I did my PhD in neuroanatomy in the Netherlands (awarded May 1997), using immunocytochemistry and neuronal tract-tracing to study the hypothalamic stress axis. After a post-doc in hippocampal anatomy I started in the Auditory Laboratory at UWA. I have been fortunate enough to be able to keep working in this Laboratory ever since, obtaining grants from NH&MRC and international organizations. Since July 2015 I have been employed as a tenured senior lecturer teaching and coordinating in neuroscience undergraduate and postgraduate units as well as in the master of Clinical Audiology.

Over $2,000,000 in funding since 2001 from various sources such as NHMRC and Action on Hearing Loss, UK.

I am a neuroscientist with an interest in sensory systems and in particular the Auditory System.  My research can be divided into two main research streams. 1) the study of plasticity in the auditory system after deafness and 2) the study of the role of the descending or efferent pathways in the auditory system.

Regarding 1) I am focused on a particular auditory pathology: tinnitus (perception of phantom sounds).
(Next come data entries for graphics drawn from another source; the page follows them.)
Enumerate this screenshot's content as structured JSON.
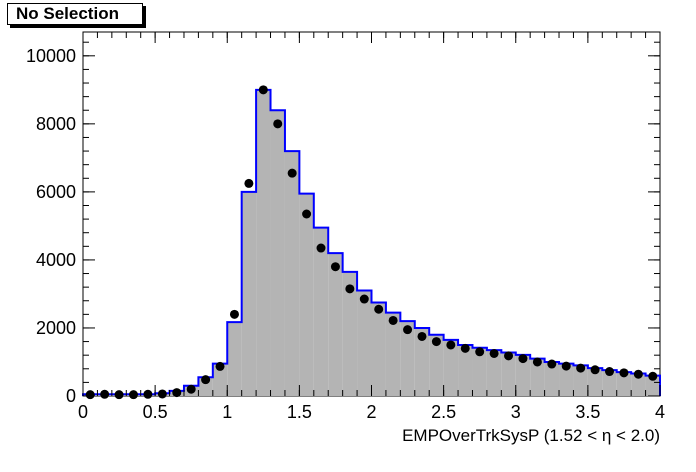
{
  "selection_label": "No Selection",
  "chart_data": {
    "type": "histogram",
    "title": "",
    "xlabel": "EMPOverTrkSysP (1.52 <   η < 2.0)",
    "ylabel": "",
    "xlim": [
      0,
      4
    ],
    "ylim": [
      0,
      10700
    ],
    "x_ticks": [
      0,
      0.5,
      1,
      1.5,
      2,
      2.5,
      3,
      3.5,
      4
    ],
    "x_tick_labels": [
      "0",
      "0.5",
      "1",
      "1.5",
      "2",
      "2.5",
      "3",
      "3.5",
      "4"
    ],
    "y_ticks": [
      0,
      2000,
      4000,
      6000,
      8000,
      10000
    ],
    "y_tick_labels": [
      "0",
      "2000",
      "4000",
      "6000",
      "8000",
      "10000"
    ],
    "bin_width": 0.1,
    "x": [
      0.05,
      0.15,
      0.25,
      0.35,
      0.45,
      0.55,
      0.65,
      0.75,
      0.85,
      0.95,
      1.05,
      1.15,
      1.25,
      1.35,
      1.45,
      1.55,
      1.65,
      1.75,
      1.85,
      1.95,
      2.05,
      2.15,
      2.25,
      2.35,
      2.45,
      2.55,
      2.65,
      2.75,
      2.85,
      2.95,
      3.05,
      3.15,
      3.25,
      3.35,
      3.45,
      3.55,
      3.65,
      3.75,
      3.85,
      3.95
    ],
    "series": [
      {
        "style": "filled-step",
        "fill": "#b4b4b4",
        "line": "#0000ff",
        "values": [
          50,
          50,
          50,
          50,
          50,
          80,
          150,
          300,
          550,
          950,
          2170,
          6000,
          9000,
          8400,
          7200,
          5950,
          4950,
          4200,
          3650,
          3100,
          2750,
          2450,
          2200,
          2000,
          1800,
          1650,
          1500,
          1420,
          1350,
          1280,
          1210,
          1100,
          1000,
          950,
          900,
          820,
          760,
          700,
          660,
          600
        ]
      },
      {
        "style": "markers",
        "color": "#000000",
        "values": [
          40,
          50,
          40,
          40,
          50,
          60,
          100,
          200,
          480,
          870,
          2400,
          6250,
          9000,
          8000,
          6550,
          5350,
          4350,
          3800,
          3150,
          2850,
          2550,
          2220,
          1950,
          1750,
          1600,
          1500,
          1400,
          1300,
          1250,
          1180,
          1100,
          1000,
          940,
          880,
          820,
          770,
          720,
          680,
          640,
          580
        ]
      }
    ]
  }
}
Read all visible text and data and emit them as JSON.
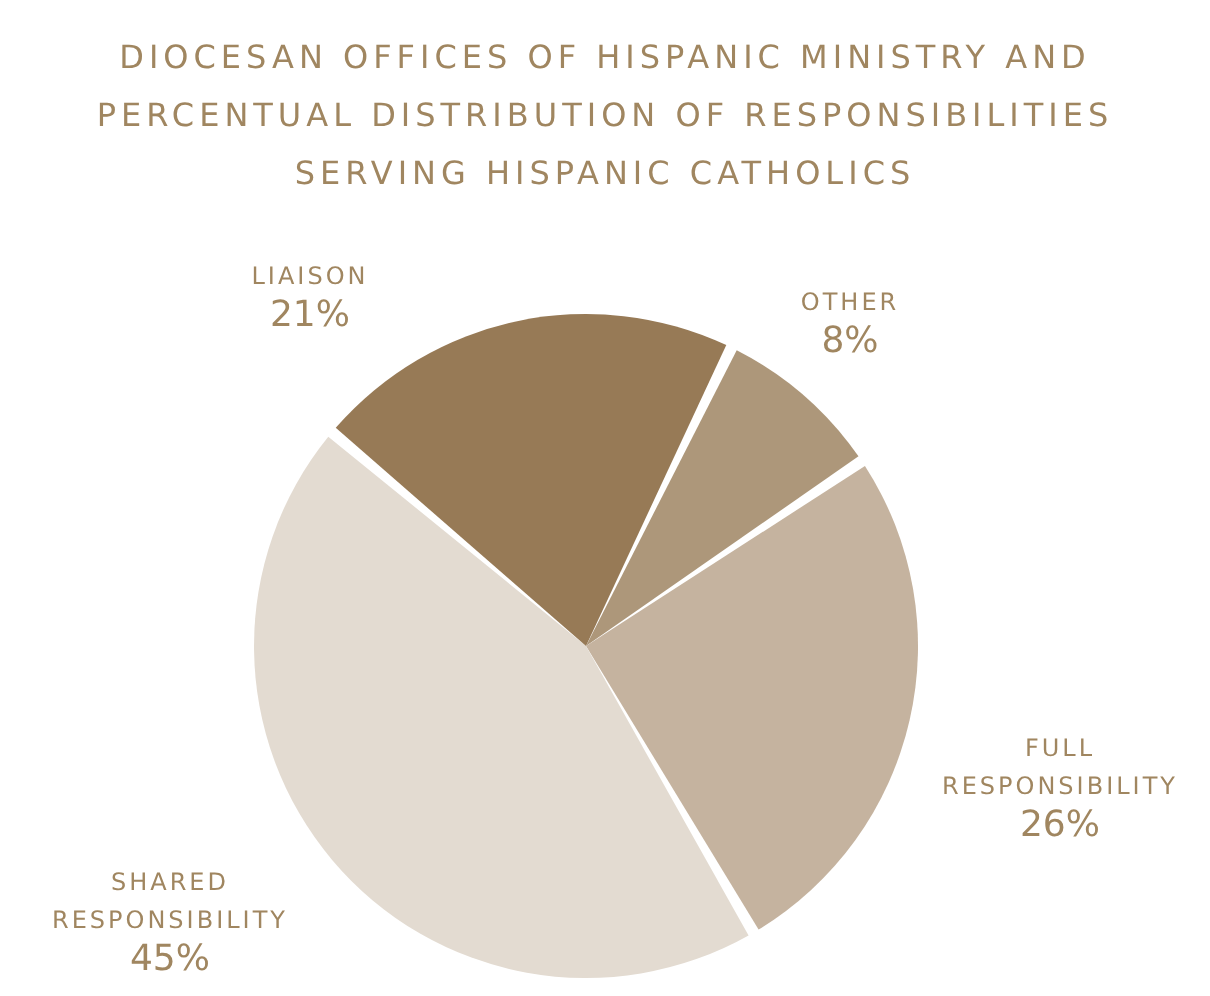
{
  "chart_data": {
    "type": "pie",
    "title": "DIOCESAN OFFICES OF HISPANIC MINISTRY AND PERCENTUAL DISTRIBUTION OF RESPONSIBILITIES SERVING HISPANIC CATHOLICS",
    "categories": [
      "OTHER",
      "FULL RESPONSIBILITY",
      "SHARED RESPONSIBILITY",
      "LIAISON"
    ],
    "values": [
      8,
      26,
      45,
      21
    ],
    "value_labels": [
      "8%",
      "26%",
      "45%",
      "21%"
    ],
    "colors": [
      "#ad977a",
      "#c5b39f",
      "#e3dbd1",
      "#977a56"
    ],
    "legend": false
  }
}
After hearing loss plasticity in the auditory pathways is known to occur and it is thought to be involved in the generation of tinnitus. Tinnitus is a very common problem in humans and it can have a major impact on quality of life. I use an animal model to investigate the origin of and mechanisms underlying spontaneous hyperactivity in the auditory system following hearing loss. This hyperactivity is thought to be the neural substrate of tinnitus. My research combines electrophysiological measurements with behavioral as well as gene and protein expression studies. I am using the animal model to test possible therapies and I aim to move my results towards translational research and clinical practice.
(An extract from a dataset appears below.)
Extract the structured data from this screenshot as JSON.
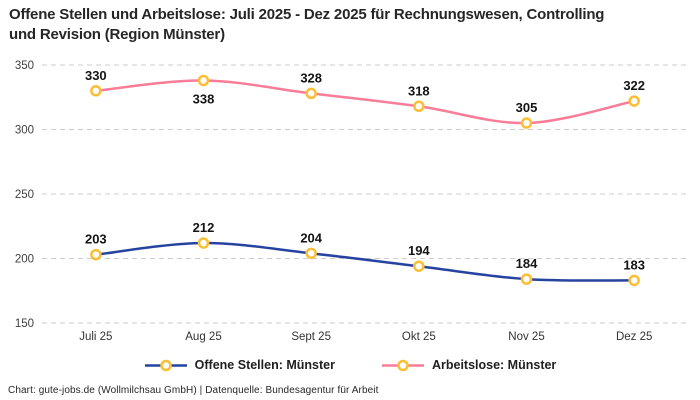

Regarding 2) I focus on the role of the descending pathways on sound processing, particularly in noisy environments and how the system is modulated by auditory and non-auditory brain structures. Descending pathways can modulate ascending information en route to cortex. In the auditory system, they are thought to be involved in optimizing discrimination of signals in noise, which varies from the recognition of an approaching predator to distinguishing the voice of the interesting person next to you from all other voices at a noisy party.

Coordinating and teaching into NEUR3301, NEUR3302, NEUR5011, NEUR4010, PHYL5501, PHYL5510, PHYL5514, PHYL5511, PHYL5614 and PHYL5616. Co-coordinating Neuroscience major, Honours and the Master of Clinical Audiology.